In one embodiment of this application, the image prediction module 4553 is further configured to perform detection box prediction based on the object region feature to obtain a predicted detection box; perform attention processing on the object region feature and the text sample feature to obtain an associated feature; predict a first object score of the predicted detection box based on the object region feature, predict a second object score of the predicted detection box based on the associated feature, and obtain a third object score in combination with the first object score and the second object score; obtain a text prediction result in combination with the third object score and the associated feature; and determine the sample detection result based on the text prediction result.

In one embodiment of this application, the image prediction module 4553 is further configured to perform linear conversion on the object region feature to obtain an image linear feature; perform linear conversion on the text sample feature to obtain a text linear feature; perform attention processing on the image linear feature and the text linear feature to obtain a relatedness weight; and superimpose the relatedness weight and the image linear feature to obtain the associated feature.

In one embodiment of this application, the image prediction module 4553 is further configured to pool the initial image feature based on the predicted detection box to obtain an object image feature; acquire a stitching feature of the object image feature and the object region feature; and perform attention processing on the stitching feature and the text sample feature to obtain the associated feature.

In one embodiment of this application, the object query box includes the following information: an anchor point and an anchor box, the anchor point indicating a position point of the specified object in the sample image, and the anchor box indicating a region box size using the anchor point as a center.

The following continues to describe a structure of the second image processing apparatus 255 provided by an embodiment of this application, that is implemented as a software module. In some embodiments, as shown in FIG. 5, the software module in the second image processing apparatus 255 stored in the second memory 250 may include:

    • a request response module 2551, configured to acquire an image to be processed and an image text prompt in response to an image processing request; and
    • an image detection module 2552, configured to detect the image to be processed and the image text prompt by using an image processing model to obtain an image detection result, the image processing model being obtained by training with the image processing method provided by one embodiment of this application.

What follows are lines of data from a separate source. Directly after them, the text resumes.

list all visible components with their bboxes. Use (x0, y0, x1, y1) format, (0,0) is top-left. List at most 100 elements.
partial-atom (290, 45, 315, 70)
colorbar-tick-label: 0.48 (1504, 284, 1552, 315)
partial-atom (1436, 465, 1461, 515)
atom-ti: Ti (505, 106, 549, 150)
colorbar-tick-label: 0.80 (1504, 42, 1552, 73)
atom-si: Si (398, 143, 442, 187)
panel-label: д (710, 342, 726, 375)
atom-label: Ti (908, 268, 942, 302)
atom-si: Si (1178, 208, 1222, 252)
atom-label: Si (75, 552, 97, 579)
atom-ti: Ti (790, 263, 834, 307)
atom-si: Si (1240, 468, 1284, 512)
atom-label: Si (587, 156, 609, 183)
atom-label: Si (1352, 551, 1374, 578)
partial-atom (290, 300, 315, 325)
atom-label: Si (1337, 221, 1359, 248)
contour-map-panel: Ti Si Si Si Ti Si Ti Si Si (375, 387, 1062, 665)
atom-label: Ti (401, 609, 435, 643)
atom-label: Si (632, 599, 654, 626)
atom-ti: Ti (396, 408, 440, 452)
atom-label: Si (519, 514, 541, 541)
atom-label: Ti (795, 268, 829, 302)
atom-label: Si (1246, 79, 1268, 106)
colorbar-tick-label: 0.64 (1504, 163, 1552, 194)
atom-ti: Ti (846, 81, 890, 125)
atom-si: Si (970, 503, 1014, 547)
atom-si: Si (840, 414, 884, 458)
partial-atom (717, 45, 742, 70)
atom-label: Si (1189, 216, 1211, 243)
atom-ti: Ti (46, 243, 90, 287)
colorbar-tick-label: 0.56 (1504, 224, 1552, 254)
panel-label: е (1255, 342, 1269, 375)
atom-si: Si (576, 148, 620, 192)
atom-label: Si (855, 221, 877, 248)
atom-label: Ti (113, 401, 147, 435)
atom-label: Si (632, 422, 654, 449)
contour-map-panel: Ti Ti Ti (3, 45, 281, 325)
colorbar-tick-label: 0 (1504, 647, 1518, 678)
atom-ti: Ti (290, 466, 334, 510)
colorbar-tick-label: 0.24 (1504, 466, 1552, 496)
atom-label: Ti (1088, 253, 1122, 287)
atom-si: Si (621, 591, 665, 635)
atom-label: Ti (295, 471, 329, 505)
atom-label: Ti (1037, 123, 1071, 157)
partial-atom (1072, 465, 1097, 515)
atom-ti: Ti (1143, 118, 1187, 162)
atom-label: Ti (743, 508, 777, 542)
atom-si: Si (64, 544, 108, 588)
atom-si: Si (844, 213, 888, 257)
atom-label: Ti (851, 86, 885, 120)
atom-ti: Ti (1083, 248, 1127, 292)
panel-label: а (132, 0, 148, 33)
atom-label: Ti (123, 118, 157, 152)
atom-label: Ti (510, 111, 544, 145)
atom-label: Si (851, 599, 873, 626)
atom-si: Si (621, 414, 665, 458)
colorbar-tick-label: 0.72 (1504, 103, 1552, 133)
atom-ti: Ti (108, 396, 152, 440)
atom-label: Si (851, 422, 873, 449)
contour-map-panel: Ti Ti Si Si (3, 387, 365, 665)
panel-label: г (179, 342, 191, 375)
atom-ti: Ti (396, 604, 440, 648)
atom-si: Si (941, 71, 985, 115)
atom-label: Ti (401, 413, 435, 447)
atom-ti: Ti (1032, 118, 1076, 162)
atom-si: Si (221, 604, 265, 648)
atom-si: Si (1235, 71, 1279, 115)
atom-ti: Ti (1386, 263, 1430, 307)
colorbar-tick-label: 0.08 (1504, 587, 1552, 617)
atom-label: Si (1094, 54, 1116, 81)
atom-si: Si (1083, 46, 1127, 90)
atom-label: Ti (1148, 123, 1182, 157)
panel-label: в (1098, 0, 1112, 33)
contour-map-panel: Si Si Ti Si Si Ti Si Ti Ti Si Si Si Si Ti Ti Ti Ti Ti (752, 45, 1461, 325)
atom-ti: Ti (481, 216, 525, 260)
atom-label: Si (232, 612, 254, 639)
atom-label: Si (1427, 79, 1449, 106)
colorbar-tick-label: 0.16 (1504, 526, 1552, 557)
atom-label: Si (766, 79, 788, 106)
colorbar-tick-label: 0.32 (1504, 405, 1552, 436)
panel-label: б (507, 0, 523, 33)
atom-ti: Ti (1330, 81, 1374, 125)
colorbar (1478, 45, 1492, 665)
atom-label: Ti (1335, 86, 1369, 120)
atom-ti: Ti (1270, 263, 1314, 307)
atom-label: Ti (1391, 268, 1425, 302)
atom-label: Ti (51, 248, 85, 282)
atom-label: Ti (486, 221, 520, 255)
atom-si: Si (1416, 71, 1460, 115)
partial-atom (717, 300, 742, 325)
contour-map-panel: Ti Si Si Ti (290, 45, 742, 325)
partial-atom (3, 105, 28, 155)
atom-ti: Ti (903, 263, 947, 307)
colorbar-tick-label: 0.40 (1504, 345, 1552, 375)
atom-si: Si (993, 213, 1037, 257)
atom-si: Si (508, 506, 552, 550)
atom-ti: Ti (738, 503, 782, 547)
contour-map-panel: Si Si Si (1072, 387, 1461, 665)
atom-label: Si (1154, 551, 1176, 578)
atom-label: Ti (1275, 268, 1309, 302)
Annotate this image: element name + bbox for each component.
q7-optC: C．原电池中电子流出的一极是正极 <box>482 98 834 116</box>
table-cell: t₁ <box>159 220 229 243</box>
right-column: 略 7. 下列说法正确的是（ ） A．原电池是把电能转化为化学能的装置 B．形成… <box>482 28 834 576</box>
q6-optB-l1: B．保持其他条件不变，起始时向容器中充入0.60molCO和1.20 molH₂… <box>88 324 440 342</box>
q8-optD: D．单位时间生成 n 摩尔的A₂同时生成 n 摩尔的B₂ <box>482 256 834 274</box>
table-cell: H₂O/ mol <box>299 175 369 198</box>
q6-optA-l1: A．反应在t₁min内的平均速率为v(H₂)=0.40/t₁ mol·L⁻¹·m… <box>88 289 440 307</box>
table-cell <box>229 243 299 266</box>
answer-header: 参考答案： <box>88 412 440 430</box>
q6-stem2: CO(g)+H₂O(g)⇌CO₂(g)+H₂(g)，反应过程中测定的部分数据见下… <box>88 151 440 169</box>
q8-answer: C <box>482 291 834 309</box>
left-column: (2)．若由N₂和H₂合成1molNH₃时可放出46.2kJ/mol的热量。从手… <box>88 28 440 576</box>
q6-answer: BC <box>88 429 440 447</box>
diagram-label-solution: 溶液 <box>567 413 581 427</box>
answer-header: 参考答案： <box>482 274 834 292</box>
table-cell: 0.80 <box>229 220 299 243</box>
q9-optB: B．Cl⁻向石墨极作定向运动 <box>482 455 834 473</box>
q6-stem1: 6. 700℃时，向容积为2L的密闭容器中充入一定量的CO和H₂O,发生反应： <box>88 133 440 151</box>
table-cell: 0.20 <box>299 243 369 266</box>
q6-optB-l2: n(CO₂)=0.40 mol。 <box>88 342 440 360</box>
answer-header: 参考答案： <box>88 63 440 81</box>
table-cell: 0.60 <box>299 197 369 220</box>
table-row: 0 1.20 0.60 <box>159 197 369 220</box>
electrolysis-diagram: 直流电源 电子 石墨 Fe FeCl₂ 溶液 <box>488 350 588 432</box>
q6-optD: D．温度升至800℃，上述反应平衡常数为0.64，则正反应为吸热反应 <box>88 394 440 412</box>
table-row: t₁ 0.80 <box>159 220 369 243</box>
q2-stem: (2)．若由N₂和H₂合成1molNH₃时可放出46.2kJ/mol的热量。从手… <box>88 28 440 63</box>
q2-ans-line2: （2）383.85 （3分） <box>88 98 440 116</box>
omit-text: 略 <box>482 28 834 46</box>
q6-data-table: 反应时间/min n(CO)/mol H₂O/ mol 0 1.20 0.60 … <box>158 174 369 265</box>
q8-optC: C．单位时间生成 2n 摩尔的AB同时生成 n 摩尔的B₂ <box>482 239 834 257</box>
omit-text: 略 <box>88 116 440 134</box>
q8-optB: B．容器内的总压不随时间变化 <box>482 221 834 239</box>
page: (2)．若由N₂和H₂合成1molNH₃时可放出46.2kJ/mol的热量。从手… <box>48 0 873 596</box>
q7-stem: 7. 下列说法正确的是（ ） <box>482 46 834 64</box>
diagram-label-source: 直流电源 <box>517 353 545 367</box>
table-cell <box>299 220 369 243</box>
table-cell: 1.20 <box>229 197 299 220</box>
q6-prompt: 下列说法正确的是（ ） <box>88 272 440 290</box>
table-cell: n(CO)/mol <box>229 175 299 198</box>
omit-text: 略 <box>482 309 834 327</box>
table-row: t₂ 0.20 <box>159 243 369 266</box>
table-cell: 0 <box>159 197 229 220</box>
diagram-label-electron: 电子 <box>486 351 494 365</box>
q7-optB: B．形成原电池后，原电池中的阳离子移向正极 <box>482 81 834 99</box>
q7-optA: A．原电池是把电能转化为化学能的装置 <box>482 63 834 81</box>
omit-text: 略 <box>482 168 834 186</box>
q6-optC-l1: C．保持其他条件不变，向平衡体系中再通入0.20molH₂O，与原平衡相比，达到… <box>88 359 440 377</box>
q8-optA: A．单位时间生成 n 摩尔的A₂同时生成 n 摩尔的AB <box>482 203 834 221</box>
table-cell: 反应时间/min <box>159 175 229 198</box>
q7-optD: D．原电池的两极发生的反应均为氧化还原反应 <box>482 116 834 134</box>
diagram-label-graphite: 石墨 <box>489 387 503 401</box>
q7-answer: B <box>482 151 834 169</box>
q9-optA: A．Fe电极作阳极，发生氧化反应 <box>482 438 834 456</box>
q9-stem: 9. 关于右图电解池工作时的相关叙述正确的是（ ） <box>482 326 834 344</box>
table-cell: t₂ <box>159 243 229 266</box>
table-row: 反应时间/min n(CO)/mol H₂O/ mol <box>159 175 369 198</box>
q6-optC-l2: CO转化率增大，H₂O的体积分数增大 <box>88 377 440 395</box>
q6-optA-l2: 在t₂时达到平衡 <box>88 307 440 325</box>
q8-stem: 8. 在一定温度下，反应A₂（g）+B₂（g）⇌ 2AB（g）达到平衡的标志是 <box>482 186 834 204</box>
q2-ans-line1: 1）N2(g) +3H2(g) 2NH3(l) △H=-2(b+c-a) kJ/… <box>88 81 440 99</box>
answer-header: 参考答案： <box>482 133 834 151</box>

In one embodiment of this application, the image text prompt is prompt text of any one of the following image processing tasks: visual question answering, image description, object detection and locating, and image classification.

An embodiment of this application provides a computer program product, having a computer-executable instruction or a computer program, the computer-executable instruction or the computer program being stored in a computer-readable storage medium. A first processor of the first electronic device reads the computer-executable instruction or the computer program from the computer-readable storage medium, and the first processor executes the computer-executable instruction or the computer program to cause the first electronic device to execute the image processing model training method applied to the first electronic device according to one embodiment of this application; or a second processor of the second electronic device reads the computer-executable instruction or the computer program from the computer-readable storage medium, and the second processor executes the computer-executable instruction or the computer program to cause the second electronic device to execute the image processing method applied to the second electronic device according to one embodiment of this application.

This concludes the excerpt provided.